O Banco de Portugal pediu esta terça-feira uma solução “sistémica” que ajude a banca portuguesa, em base voluntária, a “libertar-se dos ativos não geradores de rendimento”, incluindo os empréstimos em risco que são um fardo para o capital e para a atividade das instituições bancárias. “É fundamental que os bancos se possam libertar destes ativos”, disse Carlos Costa, pedindo que se use o modelo italiano como “protótipo” e que se peça um regime de exceção às autoridades europeias semelhante ao que tiveram os bancos do norte da Europa em 2008 e 2009 (após a crise do subprime norte-americano), isto para evitar que as ajudas públicas inerentes obriguem à resolução de bancos.

As declarações foram proferidas numa conferência organizada pela Associação Portuguesa de Bancos (APB) e pela TVI.

Carlos Costa diz que os desafios da banca portuguesa dizem respeito, sobretudo, à questão da “rentabilidade“. É preciso “gerar capital e atrair capital para resolver problemas pendentes” e “para fazer face aos novos requisitos de capital no quadro europeu”. Neste âmbito, “não é possível resolver a questão dos bancos portugueses sem ter consciência de que há um problema sistémico – ativos não produtivos, que não geram rendimento, ativos imobiliários e ativos em risco”.

É fundamental que os bancos se possam libertar destes ativos”, diz Carlos Costa.

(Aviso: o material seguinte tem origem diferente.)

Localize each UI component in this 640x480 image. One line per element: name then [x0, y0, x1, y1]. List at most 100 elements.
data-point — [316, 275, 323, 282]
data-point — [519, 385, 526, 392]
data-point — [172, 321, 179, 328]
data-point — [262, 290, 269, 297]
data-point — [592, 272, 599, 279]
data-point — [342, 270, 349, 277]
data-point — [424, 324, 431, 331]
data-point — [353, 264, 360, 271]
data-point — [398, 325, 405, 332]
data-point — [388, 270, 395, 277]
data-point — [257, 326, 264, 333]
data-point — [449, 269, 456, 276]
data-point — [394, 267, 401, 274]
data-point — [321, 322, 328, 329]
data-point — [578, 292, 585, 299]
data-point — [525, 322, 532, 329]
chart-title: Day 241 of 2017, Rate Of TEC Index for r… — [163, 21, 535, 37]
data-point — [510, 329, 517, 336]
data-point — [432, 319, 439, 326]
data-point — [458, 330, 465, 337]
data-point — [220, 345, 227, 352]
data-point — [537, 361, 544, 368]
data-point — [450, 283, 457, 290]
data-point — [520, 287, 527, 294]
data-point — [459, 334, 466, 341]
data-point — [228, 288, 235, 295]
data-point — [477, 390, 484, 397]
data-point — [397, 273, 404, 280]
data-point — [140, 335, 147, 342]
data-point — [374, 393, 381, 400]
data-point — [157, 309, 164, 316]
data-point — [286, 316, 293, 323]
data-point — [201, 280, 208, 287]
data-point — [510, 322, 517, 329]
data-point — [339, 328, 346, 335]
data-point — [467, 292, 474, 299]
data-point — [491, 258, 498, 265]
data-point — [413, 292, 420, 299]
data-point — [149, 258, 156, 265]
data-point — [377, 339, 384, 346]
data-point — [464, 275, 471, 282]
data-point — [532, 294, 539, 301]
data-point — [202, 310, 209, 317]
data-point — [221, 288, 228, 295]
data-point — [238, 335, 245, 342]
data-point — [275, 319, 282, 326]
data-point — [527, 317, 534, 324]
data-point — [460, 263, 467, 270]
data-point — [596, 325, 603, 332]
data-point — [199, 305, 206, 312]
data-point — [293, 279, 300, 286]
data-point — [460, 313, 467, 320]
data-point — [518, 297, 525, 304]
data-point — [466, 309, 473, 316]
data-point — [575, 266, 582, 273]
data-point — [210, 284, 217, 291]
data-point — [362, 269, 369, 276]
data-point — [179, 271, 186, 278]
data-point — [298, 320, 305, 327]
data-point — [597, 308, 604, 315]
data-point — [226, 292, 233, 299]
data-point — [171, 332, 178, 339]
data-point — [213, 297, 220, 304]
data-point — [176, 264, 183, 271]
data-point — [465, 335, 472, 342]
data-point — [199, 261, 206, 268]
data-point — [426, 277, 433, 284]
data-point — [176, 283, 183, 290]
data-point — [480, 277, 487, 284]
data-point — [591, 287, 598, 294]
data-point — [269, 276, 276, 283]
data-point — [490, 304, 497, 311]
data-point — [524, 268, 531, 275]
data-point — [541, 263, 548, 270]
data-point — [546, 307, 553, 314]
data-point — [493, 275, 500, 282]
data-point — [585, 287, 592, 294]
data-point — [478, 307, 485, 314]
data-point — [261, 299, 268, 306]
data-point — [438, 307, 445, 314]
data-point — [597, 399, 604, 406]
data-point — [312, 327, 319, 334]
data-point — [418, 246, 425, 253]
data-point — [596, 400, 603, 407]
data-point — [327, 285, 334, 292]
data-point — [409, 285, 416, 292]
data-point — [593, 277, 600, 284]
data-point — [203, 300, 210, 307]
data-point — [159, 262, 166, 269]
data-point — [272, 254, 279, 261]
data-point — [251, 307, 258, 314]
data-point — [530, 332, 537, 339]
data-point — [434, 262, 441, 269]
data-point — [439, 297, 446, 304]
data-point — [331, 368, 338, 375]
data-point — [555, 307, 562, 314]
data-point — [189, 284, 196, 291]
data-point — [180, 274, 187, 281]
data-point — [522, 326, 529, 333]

A questão é “a que preço?“, perguntou o governador do Banco de Portugal, lembrando que extrair esses ativos dos bancos irá gerar “necessidades de capital adicionais“. O governador do Banco de Portugal diz que a solução pode passar por “uma construção idêntica à que foi feita noutros países, baseada num jogo de garantias e contragarantias que minimizem os custos”.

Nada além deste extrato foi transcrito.